Regia di Steven Spielberg vedi scheda film
Quando Indy incontra E.T. Spielberg ce l’ha fatta: ha commistionato le sue due più celebri ossessioni, la serie dell’archeologo avventuriero e gli alieni da “E.T.” a “Incontri Ravvicinati del Terzo Tipo”. Manca qualcosa di “Jurassic Park”, ma credo che tutte le “archeologie” del film possano valere in quel senso. Il film, come si erano prefissati fin dall’inizio, ricorda più il modo di fare film degli anni ’80, l’epoca del dottor Jones, che i nuovi filmoni tutto fumo e niente arrosto. L’avventura rocambolesca, piena di ironia e con un gran gusto plastico per cadute, piroette, esplosioni, salti, pugni e sparatorie è la stessa smagliante avventura dei tempi d’oro.

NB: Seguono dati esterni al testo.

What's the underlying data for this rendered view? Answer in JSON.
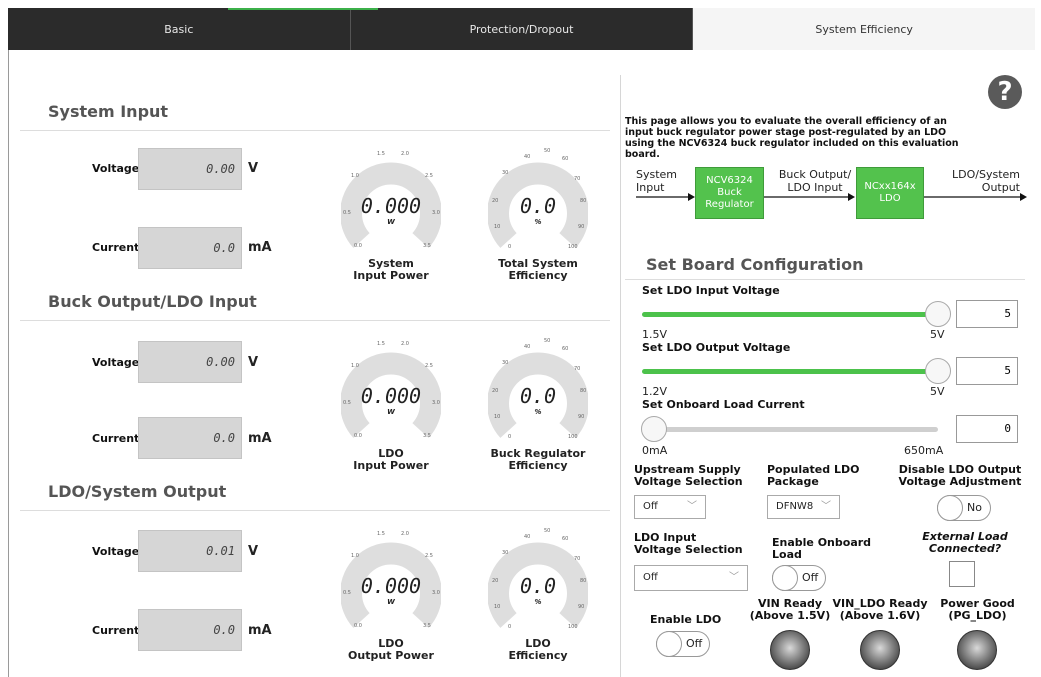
{
  "tabs": [
    {
      "label": "Basic"
    },
    {
      "label": "Protection/Dropout"
    },
    {
      "label": "System Efficiency"
    }
  ],
  "sections": {
    "system_input": {
      "title": "System Input",
      "voltage": "0.00",
      "current": "0.0"
    },
    "buck_output": {
      "title": "Buck Output/LDO Input",
      "voltage": "0.00",
      "current": "0.0"
    },
    "ldo_output": {
      "title": "LDO/System Output",
      "voltage": "0.01",
      "current": "0.0"
    }
  },
  "labels": {
    "voltage": "Voltage",
    "current": "Current",
    "unit_v": "V",
    "unit_ma": "mA"
  },
  "gauges": {
    "power_ticks": [
      "1.5",
      "2.0",
      "1.0",
      "2.5",
      "0.5",
      "3.0",
      "0.0",
      "3.5"
    ],
    "eff_ticks": [
      "40",
      "50",
      "60",
      "30",
      "70",
      "20",
      "80",
      "10",
      "90",
      "0",
      "100"
    ],
    "system_power": {
      "value": "0.000",
      "unit": "W",
      "caption1": "System",
      "caption2": "Input Power"
    },
    "total_eff": {
      "value": "0.0",
      "unit": "%",
      "caption1": "Total System",
      "caption2": "Efficiency"
    },
    "ldo_in_power": {
      "value": "0.000",
      "unit": "W",
      "caption1": "LDO",
      "caption2": "Input Power"
    },
    "buck_eff": {
      "value": "0.0",
      "unit": "%",
      "caption1": "Buck Regulator",
      "caption2": "Efficiency"
    },
    "ldo_out_power": {
      "value": "0.000",
      "unit": "W",
      "caption1": "LDO",
      "caption2": "Output Power"
    },
    "ldo_eff": {
      "value": "0.0",
      "unit": "%",
      "caption1": "LDO",
      "caption2": "Efficiency"
    }
  },
  "description": {
    "line1": "This page allows you to evaluate the overall efficiency of an",
    "line2": "input buck regulator power stage post-regulated by an LDO",
    "line3": "using the NCV6324 buck regulator included on this evaluation board."
  },
  "help": {
    "glyph": "?"
  },
  "diagram": {
    "system_input_1": "System",
    "system_input_2": "Input",
    "buck_box_1": "NCV6324",
    "buck_box_2": "Buck",
    "buck_box_3": "Regulator",
    "mid_1": "Buck Output/",
    "mid_2": "LDO Input",
    "ldo_box_1": "NCxx164x",
    "ldo_box_2": "LDO",
    "out_1": "LDO/System",
    "out_2": "Output"
  },
  "board": {
    "title": "Set Board Configuration",
    "ldo_in": {
      "label": "Set LDO Input Voltage",
      "min": "1.5V",
      "max": "5V",
      "value": "5",
      "fraction": 1.0
    },
    "ldo_out": {
      "label": "Set LDO Output Voltage",
      "min": "1.2V",
      "max": "5V",
      "value": "5",
      "fraction": 1.0
    },
    "load": {
      "label": "Set Onboard Load Current",
      "min": "0mA",
      "max": "650mA",
      "value": "0",
      "fraction": 0.0
    },
    "upstream": {
      "label1": "Upstream Supply",
      "label2": "Voltage Selection",
      "value": "Off"
    },
    "package": {
      "label1": "Populated LDO",
      "label2": "Package",
      "value": "DFNW8"
    },
    "disable_adj": {
      "label1": "Disable LDO Output",
      "label2": "Voltage Adjustment",
      "state": "No"
    },
    "ldo_input_sel": {
      "label1": "LDO Input",
      "label2": "Voltage Selection",
      "value": "Off"
    },
    "enable_load": {
      "label1": "Enable Onboard",
      "label2": "Load",
      "state": "Off"
    },
    "ext_load": {
      "label1": "External Load",
      "label2": "Connected?"
    },
    "enable_ldo": {
      "label": "Enable LDO",
      "state": "Off"
    },
    "vin_ready": {
      "label1": "VIN Ready",
      "label2": "(Above 1.5V)"
    },
    "vin_ldo_ready": {
      "label1": "VIN_LDO Ready",
      "label2": "(Above 1.6V)"
    },
    "power_good": {
      "label1": "Power Good",
      "label2": "(PG_LDO)"
    }
  },
  "icons": {
    "chevron": "chevron-down-icon"
  }
}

Un’avventura molto slapstick che non concede nulla alle facilità visive di oggi: niente ipermontaggio, niente videoclip, niente patinature, niente inquadrature da serial televisivo, qui si torna a parlare il grande cinema d’avventura.
Negli ’80, Indy Jones incarnava il mito opposto dei Rocky e dei Rambo e dei Terminator che prolungavano ad Hollywood il braccio repubblicano di Washington. Anche pur non essendo dichiaratamente di sinistra (quella americana poi, che è tutto dire), Indy suscitava ben altri scenari e ben altre immaginazioni rispetto agli altri personaggi del decennio edonista. Purtroppo, questo quarto episodio, è diretto dallo Spielberg post-Schindler, che a me personalmente non piace e con cui ho ben poche idee da spartire: retorico, nazionalista, moralistico, accomodante. In più ci si è messo il Re Mida George Lucas a cui non andava mai bene un copione, come a Spielberg e a Ford. Il risultato sono una serie di infelici considerazioni sul comunismo, con un invito dello stesso Indiana a votare Eisenhowere. Ok l’ambientazione da guerra fredda, ma è tutto comunque molto ridicolo.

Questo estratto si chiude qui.